My first assignment in Nam had me in a rat cage, an underground bunker on the DMZ. There was no electricity, no plumbing, no anything even vaguely associated with civilization as we know it.  Sustenance consisted of tepid, tinny-tasting water stored in jerrycans and, of course, C-rats.  Every day.  Every breakfast.  Every lunch.  Every dinner.  Friggin' C-rats!*

The larger army bases where I spent the last few months of my 1-year 'tour' had mess halls and the chow was quite good.  However, I didn't spend much time in base camps, was out in the jungle more often than not, and (Whoopee!) living on C-rats.  C-rats weighed in at 1.5 pounds each, could only carry 3-4 days worth because you also had to carry 2-4 canteens of water, rifle, ammo, sleeping gear, personal items, etc.  Humping half your body weight up steamy jungle mountains burned lots of calories, had to consume lots and lots of good 'ol C-rats.


Typical C-rat meal.  
The coffee made you gag but instant chocolate was drinkable.

Towards the end of my 12-month 'tour' in Nam, we occasionally got the new version of army haute cuisine: LRPs (Long Range Patrol Rations, later called MREs, Meals Ready to Eat).  These were freeze-dried, one-course meals in heavy duty, shrink-wrapped plastic bags.  They were better - and much lighter - than C-rats, but you had to heat water to boiling, pour it into the bag and stir for a few minutes before you could eat, took too darn long.  And, if out in the jungle on search and destroy missions, you had to carry more water, and Sterno or some other fuel; C4 plastic explosive was best, burned really hot, but hard to come by.


LRRPs (pronounced lurps) 

On the flip side of pound cake was ham and lima beans, the least favorite of all C-rats.  Soldiers often swapped food items, and on rare occasions you might find someone who actually liked ham and limas.  "Hey Joe, wanna swap your pound cake for my ham and lima beans?"  Joe: "Up yours!"

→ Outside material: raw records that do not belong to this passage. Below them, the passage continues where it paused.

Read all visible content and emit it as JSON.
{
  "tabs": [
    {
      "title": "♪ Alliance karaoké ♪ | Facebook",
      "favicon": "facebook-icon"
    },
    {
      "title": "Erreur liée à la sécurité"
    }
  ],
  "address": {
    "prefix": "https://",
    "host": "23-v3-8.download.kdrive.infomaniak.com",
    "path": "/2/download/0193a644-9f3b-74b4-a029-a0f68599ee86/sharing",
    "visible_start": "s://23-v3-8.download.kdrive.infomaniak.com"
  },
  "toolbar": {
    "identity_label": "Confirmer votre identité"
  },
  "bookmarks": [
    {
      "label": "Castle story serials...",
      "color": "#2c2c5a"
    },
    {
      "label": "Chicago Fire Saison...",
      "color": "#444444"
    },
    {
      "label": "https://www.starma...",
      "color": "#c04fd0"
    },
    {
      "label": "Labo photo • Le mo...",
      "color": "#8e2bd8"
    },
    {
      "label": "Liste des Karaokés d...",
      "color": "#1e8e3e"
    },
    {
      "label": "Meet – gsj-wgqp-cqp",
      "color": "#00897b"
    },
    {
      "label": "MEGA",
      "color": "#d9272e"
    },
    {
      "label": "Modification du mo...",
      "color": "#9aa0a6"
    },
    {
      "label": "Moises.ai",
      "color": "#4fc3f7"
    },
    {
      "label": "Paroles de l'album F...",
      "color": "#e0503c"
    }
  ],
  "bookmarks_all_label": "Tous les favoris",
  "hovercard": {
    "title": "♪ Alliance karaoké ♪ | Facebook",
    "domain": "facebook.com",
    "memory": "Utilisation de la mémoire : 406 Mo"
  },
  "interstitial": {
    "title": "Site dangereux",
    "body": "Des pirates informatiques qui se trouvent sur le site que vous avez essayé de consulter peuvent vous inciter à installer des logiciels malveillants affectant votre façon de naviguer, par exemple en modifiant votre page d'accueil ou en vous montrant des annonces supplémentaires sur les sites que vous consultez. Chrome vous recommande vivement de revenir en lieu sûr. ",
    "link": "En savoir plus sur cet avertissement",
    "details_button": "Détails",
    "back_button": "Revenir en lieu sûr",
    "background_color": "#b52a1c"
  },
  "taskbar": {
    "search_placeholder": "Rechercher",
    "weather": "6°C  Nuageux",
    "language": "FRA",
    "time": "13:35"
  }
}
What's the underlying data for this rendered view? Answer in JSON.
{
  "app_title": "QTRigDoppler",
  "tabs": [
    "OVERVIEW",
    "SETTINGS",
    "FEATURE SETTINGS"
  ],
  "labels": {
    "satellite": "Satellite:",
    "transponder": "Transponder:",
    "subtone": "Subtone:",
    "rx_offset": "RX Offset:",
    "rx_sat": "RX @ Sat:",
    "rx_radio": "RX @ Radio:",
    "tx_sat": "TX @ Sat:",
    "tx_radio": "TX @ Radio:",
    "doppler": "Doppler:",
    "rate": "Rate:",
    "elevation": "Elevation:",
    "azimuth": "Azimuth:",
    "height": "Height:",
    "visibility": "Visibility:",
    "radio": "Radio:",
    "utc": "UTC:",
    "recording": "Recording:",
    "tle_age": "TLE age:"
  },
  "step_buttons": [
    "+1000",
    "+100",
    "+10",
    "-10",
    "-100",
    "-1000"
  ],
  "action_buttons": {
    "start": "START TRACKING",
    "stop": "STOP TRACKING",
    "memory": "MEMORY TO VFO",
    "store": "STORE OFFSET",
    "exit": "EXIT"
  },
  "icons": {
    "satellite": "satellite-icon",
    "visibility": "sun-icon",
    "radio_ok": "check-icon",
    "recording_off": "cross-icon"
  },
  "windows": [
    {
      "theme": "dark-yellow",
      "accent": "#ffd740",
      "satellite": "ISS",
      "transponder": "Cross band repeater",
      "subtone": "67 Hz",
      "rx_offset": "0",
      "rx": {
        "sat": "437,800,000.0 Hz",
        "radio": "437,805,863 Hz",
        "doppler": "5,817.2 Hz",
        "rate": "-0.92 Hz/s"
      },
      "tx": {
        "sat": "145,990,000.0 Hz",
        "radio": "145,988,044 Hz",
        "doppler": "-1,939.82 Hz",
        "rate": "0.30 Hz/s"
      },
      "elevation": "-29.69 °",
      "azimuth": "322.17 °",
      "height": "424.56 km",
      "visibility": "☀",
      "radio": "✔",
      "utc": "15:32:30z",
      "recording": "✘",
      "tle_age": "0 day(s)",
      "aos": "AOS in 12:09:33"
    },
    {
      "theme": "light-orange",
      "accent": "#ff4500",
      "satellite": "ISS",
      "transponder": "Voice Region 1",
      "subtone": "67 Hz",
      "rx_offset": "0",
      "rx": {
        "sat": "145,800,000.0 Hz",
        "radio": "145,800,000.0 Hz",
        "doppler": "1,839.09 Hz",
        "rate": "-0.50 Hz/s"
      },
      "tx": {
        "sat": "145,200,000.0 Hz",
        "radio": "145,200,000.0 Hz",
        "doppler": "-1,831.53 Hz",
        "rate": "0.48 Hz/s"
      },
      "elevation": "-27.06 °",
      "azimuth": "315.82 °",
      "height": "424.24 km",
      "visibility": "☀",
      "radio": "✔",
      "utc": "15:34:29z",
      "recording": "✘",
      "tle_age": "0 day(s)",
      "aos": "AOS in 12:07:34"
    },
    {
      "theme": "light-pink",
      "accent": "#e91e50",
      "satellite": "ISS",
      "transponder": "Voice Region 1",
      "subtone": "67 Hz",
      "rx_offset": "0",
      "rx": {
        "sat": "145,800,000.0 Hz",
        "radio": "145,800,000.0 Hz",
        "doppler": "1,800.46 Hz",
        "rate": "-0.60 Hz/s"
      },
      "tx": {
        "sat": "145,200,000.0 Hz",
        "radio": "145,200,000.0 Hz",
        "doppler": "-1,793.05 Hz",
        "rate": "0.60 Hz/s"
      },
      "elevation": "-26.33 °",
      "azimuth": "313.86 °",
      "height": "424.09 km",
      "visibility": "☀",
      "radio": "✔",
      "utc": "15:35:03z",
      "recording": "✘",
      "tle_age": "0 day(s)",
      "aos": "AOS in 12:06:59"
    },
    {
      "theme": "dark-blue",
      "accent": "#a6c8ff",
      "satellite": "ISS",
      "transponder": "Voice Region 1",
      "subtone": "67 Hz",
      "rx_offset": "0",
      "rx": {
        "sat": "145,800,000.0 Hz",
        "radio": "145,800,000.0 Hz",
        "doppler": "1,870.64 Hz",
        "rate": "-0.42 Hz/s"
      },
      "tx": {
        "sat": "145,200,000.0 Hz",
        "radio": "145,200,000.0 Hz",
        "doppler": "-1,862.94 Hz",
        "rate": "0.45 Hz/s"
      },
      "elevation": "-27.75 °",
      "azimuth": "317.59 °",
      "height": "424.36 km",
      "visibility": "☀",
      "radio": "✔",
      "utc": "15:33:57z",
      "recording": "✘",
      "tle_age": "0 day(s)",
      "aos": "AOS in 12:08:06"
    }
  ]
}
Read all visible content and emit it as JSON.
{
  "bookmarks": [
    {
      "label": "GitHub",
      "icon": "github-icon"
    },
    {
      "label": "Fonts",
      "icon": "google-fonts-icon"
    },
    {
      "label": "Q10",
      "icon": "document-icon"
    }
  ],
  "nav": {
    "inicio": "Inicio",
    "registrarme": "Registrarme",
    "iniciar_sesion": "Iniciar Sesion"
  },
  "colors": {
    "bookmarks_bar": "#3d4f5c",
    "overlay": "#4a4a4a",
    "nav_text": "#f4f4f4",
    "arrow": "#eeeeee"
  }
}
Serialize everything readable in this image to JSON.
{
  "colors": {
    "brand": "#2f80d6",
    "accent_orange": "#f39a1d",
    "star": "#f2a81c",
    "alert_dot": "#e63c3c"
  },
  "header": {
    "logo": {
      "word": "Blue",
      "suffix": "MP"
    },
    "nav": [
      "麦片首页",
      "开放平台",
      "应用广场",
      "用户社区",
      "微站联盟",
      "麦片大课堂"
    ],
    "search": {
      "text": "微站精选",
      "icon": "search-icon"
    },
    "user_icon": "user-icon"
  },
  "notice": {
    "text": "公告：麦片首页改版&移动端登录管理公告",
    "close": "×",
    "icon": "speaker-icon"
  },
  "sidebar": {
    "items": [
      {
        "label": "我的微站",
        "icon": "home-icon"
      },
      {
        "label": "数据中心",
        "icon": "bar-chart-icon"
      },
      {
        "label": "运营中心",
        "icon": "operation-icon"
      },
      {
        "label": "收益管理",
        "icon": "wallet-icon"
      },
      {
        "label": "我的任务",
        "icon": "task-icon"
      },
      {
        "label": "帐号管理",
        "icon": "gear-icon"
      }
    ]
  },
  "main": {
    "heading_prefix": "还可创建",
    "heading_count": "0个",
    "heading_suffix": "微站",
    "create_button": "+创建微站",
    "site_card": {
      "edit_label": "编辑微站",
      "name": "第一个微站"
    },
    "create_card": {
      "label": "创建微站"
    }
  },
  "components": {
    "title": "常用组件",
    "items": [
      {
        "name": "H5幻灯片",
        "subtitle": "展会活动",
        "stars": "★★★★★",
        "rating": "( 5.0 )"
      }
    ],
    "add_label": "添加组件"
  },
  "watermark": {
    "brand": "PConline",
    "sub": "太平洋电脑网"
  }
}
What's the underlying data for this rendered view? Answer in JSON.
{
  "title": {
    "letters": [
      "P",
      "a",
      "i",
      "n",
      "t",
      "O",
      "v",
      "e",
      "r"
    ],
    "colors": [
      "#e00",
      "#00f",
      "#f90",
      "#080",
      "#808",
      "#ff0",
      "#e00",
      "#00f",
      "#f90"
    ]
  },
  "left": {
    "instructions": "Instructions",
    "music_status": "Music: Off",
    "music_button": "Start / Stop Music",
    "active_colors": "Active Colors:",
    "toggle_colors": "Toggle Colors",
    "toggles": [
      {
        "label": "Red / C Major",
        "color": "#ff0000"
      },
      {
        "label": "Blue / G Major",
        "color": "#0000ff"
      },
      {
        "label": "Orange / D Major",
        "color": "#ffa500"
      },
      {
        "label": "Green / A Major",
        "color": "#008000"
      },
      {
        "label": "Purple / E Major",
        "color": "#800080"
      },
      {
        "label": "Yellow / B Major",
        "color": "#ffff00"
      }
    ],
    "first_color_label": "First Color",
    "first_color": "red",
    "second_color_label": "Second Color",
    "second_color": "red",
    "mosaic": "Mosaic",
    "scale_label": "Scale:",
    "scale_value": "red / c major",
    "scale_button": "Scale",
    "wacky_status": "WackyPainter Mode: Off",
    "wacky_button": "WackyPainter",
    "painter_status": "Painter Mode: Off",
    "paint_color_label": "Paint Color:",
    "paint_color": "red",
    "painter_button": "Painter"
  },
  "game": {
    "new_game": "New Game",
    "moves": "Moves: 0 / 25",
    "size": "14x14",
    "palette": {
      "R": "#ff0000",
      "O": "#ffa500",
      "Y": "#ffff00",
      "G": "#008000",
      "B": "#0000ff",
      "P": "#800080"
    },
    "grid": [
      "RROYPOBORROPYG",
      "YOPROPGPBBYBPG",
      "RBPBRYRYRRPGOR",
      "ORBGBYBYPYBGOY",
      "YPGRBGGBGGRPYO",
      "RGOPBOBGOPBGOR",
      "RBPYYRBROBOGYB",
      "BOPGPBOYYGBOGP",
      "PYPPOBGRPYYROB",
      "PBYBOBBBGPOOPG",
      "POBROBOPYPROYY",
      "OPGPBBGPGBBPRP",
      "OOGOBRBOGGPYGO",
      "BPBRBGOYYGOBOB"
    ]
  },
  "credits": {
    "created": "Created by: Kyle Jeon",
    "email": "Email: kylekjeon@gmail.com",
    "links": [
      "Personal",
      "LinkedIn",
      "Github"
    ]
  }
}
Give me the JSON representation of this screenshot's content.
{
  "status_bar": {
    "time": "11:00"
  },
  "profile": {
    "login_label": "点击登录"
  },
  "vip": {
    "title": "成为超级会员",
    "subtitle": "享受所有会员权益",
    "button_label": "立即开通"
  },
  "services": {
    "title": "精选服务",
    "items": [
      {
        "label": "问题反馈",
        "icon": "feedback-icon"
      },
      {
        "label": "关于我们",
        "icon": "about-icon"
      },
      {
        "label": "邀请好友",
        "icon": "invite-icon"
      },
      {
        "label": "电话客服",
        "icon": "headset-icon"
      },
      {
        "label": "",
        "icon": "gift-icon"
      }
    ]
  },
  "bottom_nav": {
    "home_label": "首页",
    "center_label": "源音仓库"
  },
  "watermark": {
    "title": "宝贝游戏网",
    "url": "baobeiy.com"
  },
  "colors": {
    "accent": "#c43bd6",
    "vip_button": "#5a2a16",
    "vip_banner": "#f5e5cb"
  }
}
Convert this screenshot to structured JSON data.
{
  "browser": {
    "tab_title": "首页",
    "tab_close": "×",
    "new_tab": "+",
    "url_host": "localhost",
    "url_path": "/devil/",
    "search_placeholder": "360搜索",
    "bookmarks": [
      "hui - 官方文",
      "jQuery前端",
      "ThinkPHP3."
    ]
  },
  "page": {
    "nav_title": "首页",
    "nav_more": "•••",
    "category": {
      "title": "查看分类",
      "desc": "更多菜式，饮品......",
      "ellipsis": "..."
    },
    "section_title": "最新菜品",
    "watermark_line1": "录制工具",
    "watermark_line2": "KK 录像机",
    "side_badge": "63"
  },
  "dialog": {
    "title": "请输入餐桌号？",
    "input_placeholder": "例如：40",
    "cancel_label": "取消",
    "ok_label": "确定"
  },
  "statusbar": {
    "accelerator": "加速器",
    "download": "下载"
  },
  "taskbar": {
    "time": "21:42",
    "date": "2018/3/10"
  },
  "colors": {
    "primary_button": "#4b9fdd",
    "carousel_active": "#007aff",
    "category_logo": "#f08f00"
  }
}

Something the dog left behind?  Fake barf?
Nope: ham and lima beans!
Winner, Most Repulsive Food Ever Contest.

Tobasco was my salvation, as it was for many others.  I might leave my flak jacket behind but never the Tobasco sauce.

*There was one memorable exception: on Thanksgiving day, a chopper dropped off a hot, delicious turkey dinner packed in insulated containers.  My 2 fellow advisors and I really packed it in that day.